SOL Narrows Trading Range; Chart Points to Potential Breakout or Breakdown
**Key Point:** SOL’s narrowing price range suggests a potential for an expanded trading range in the coming days. The possibility of a significant upside breakout remains a key consideration, although bears remain firmly positioned around key support levels.
Fidelity Investments’ proposed Solana (SOL) exchange-traded fund application has encountered a delay. The U.S. Securities and Exchange Commission (SEC) recently requested public comments within a 21-day window and rebuttals within an additional 35 days.
Bloomberg ETF analyst James Seyffart indicated the delay was within expectations in a post on X. Furthermore, Seyffart noted that “interactions between the SEC and issuers/exchanges should be viewed positively.”
SOL Technical Analysis Suggests Continued Volatility
Technical analysis points to heightened sensitivity in the SOL/USDT pair.
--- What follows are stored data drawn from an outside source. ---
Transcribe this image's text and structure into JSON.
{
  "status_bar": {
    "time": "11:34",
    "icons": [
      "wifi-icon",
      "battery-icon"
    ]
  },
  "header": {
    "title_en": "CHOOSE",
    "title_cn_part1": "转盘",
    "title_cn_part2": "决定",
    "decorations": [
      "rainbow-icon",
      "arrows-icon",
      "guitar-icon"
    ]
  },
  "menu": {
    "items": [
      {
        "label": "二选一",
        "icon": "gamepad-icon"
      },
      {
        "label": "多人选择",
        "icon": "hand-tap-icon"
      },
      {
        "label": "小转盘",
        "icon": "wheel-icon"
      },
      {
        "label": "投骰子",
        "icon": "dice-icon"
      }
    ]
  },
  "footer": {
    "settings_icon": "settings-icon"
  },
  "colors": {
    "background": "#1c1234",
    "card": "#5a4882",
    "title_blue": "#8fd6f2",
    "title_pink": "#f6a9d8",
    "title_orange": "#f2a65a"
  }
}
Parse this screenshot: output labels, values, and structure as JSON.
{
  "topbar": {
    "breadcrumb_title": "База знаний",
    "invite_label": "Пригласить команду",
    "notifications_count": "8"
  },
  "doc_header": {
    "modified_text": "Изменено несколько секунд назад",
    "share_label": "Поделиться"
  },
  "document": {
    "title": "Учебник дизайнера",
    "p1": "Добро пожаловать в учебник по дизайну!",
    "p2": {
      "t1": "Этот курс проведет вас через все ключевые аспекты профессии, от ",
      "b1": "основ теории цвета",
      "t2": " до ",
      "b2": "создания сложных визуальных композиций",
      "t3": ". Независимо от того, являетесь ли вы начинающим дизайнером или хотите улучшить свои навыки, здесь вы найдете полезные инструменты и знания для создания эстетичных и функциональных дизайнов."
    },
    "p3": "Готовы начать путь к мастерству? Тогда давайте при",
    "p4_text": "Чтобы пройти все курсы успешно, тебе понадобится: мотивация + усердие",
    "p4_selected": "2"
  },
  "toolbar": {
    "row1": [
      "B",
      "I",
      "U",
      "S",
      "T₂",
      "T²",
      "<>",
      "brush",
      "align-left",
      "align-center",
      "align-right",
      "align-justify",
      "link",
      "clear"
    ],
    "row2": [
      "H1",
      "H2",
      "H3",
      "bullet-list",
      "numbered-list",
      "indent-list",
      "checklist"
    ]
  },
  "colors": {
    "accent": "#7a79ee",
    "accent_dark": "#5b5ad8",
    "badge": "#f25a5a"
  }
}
Solana experienced a pullback on Monday, rejected attempts to move decisively below its 50-day simple moving average at approximately $154.
However, a notable bullish factor is that buyers have not permitted the price to decline significantly, establishing a hold above the 20-day exponential moving average near $149. The increasingly narrow trading range, encompassing prices near $154 and $144 currently, signals elevated sensitivity and suggests the market is primed for a decisive move in the near term.
“Interactions between the SEC and issuers/exchanges should be viewed positively.” – James Seyffart, Bloomberg ETF Analyst
Technical scenarios diverge significantly from this point forward:
**Bullish Scenario:** A successful breach above the overhead resistance around $159 could trigger strong buying interest. This breakout would invalidate current bearish structures and unlock further upside potential. Initial resistance targets are seen around the $168 mark, with a longer-term objective near $185.
**Bearish Scenario:** Conversely, a breakdown below the $144 level could signal capitulation and renewed selling pressure. This could lead to a decline towards $137 and potentially extend to $130 if the bearish momentum continues.
The 4-hour timeframe reveals the formation of a bearish descending triangle pattern below $144. A breakdown and hold below this level could signal the pattern’s completion and initiate a corrective decline towards $137 and the pattern target near $129.
Alternatively, buyers could attempt to invalidate this bearish structure by pushing the price decisively above the surrounding downtrend line. Sustaining a close above the crucial $159 threshold would complete an inverse head-and-shoulders pattern, with a primary resistance target estimated at $192.
Disclaimer: This article does not contain investment advice. The information provided is based solely on publicly available data and third-party analysis and is not intended as financial advice. Trading and investing in digital assets involve significant risk and readers should conduct their own research before making any decisions.